««« Retour share
journal n°675 - 31/01/2013
Justice : les femmes et les enfants d’abord
Les années se suivent et se ressemblent. Mêmes maux, mêmes conséquences. Que l’on soit niçois ou grassois, la vie d’un tribunal de grande instance est difficile. Et chargée.

Bonne année, bonne santé, et surtout donnez-nous les moyens de travailler et de remplir nos missions correctement» : devant les TGI de Nice ou de Grasse, le même petit tract d’accueil distribué par la CGT des Chancelleries et des Services judiciaires, comme sur l’ensemble des juridictions de la Cour d’appel d’Aix-en-Provence. Un petit tract destiné en priorité aux élus et personnalités venus assister aux audiences de rentrées solennelles, invectivés sur «une crise qui ne peut pas servir de prétexte pour ne pas répondre aux légitimes revendications des agents publics.» Mais pas de coup d’éclat à l’intérieur de nos palais de Justice, où pourtant magistrats et parquets y sont allés aussi de leurs petites doléances, bien qu’étouffées par un certain optimisme collectif qu’on n’avait pas observé en 2012. A moins que ce ne soit de la résignation…

Pour le procureur de la République Eric Bedos, c’était une première niçoise : «l’année 2012 se sera singularisée par un sous-effectif du greffe qui aura affecté le traitement des procédures reçues, en particulier dans le domaine pénal.
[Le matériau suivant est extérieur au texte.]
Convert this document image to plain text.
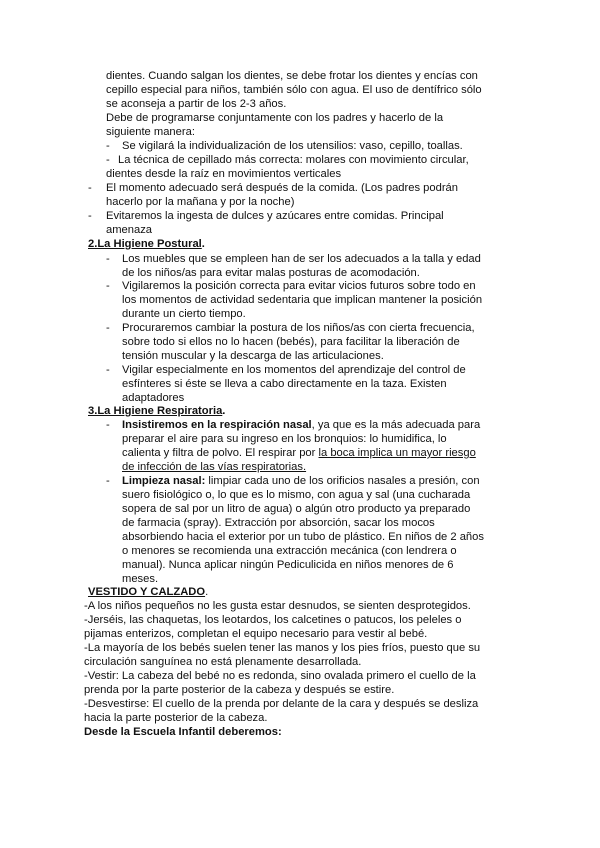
dientes. Cuando salgan los dientes, se debe frotar los dientes y encías con
cepillo especial para niños, también sólo con agua. El uso de dentífrico sólo
se aconseja a partir de los 2-3 años.
Debe de programarse conjuntamente con los padres y hacerlo de la
siguiente manera:
-	Se vigilará la individualización de los utensilios: vaso, cepillo, toallas.
- La técnica de cepillado más correcta: molares con movimiento circular,
dientes desde la raíz en movimientos verticales
-	El momento adecuado será después de la comida. (Los padres podrán
hacerlo por la mañana y por la noche)
-	Evitaremos la ingesta de dulces y azúcares entre comidas. Principal
amenaza
2.La Higiene Postural.
-	Los muebles que se empleen han de ser los adecuados a la talla y edad
de los niños/as para evitar malas posturas de acomodación.
-	Vigilaremos la posición correcta para evitar vicios futuros sobre todo en
los momentos de actividad sedentaria que implican mantener la posición
durante un cierto tiempo.
-	Procuraremos cambiar la postura de los niños/as con cierta frecuencia,
sobre todo si ellos no lo hacen (bebés), para facilitar la liberación de
tensión muscular y la descarga de las articulaciones.
-	Vigilar especialmente en los momentos del aprendizaje del control de
esfínteres si éste se lleva a cabo directamente en la taza. Existen
adaptadores
3.La Higiene Respiratoria.
-	Insistiremos en la respiración nasal, ya que es la más adecuada para
preparar el aire para su ingreso en los bronquios: lo humidifica, lo
calienta y filtra de polvo. El respirar por la boca implica un mayor riesgo
de infección de las vías respiratorias.
-	Limpieza nasal: limpiar cada uno de los orificios nasales a presión, con
suero fisiológico o, lo que es lo mismo, con agua y sal (una cucharada
sopera de sal por un litro de agua) o algún otro producto ya preparado
de farmacia (spray). Extracción por absorción, sacar los mocos
absorbiendo hacia el exterior por un tubo de plástico. En niños de 2 años
o menores se recomienda una extracción mecánica (con lendrera o
manual). Nunca aplicar ningún Pediculicida en niños menores de 6
meses.
VESTIDO Y CALZADO.
-A los niños pequeños no les gusta estar desnudos, se sienten desprotegidos.
-Jerséis, las chaquetas, los leotardos, los calcetines o patucos, los peleles o
pijamas enterizos, completan el equipo necesario para vestir al bebé.
-La mayoría de los bebés suelen tener las manos y los pies fríos, puesto que su
circulación sanguínea no está plenamente desarrollada.
-Vestir: La cabeza del bebé no es redonda, sino ovalada primero el cuello de la
prenda por la parte posterior de la cabeza y después se estire.
-Desvestirse: El cuello de la prenda por delante de la cara y después se desliza
hacia la parte posterior de la cabeza.
Desde la Escuela Infantil deberemos:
A la fin décembre, 18 postes n’étaient pas pourvus pour l’ensemble du greffe du TGI, soit environ 15% de l’effectif, et plusieurs fonctionnaires étaient immobilisés par la maladie.» Constat tout aussi affligeant côté grassois : «la question récurrente de l’adéquation des moyens reste malheureusement au premier rang de nos préoccupations», soulignera le président Ruffier. Pour renforcer ses troupes: l’arrivée d’un nouveau vice-président chargé de l'application des peines, Lionel Barfety, adoubé en ce 28 janvier devant ses pairs. Mais un quinzième poste de vice-président non spécialisé, lui, reste désespérément vacant. Pour le greffe ? «Une véritable pénurie de fonctionnaires. L’effectif cible est fixé à 114 personnes physiques.» Ils ne sont que 95, malgré l’arrivée de deux nouveaux greffiers en septembre.

 

Pour le procureur Bedos à Nice, «on commence à voir le bout du tunnel.» C’est-à-dire que l’on attend l’arrivée de sept nouveaux greffiers et de six fonctionnaires dits «placés» (mise à dispo temporaire). A Grasse, on fait avec les moyens du bord, et l’on y met du courage: «nonobstant les difficultés qui se sont présentées et qui se présenteront encore, tous les magistrats et fonctionnaires de ce tribunal restent animés par la même et constante volonté, celle de rendre dans les délais les plus réduits possibles une justice impartiale et de qualité» conclut le président Ruffier. «Et ces difficultés ne doivent pas nous confiner dans une forme «d’église du pessimisme et ses lamentations», que moquait Chesterton», ajoute en écho le procureur niçois.

 

On se serre la ceinture et l’on garde la tête haute : à Nice comme à Grasse, la traditionnelle collation post-rentrée n’aura pas lieu, sacrifiée sur l’autel des petites économies et d’une charité mieux ordonnée qui commence par soi-même.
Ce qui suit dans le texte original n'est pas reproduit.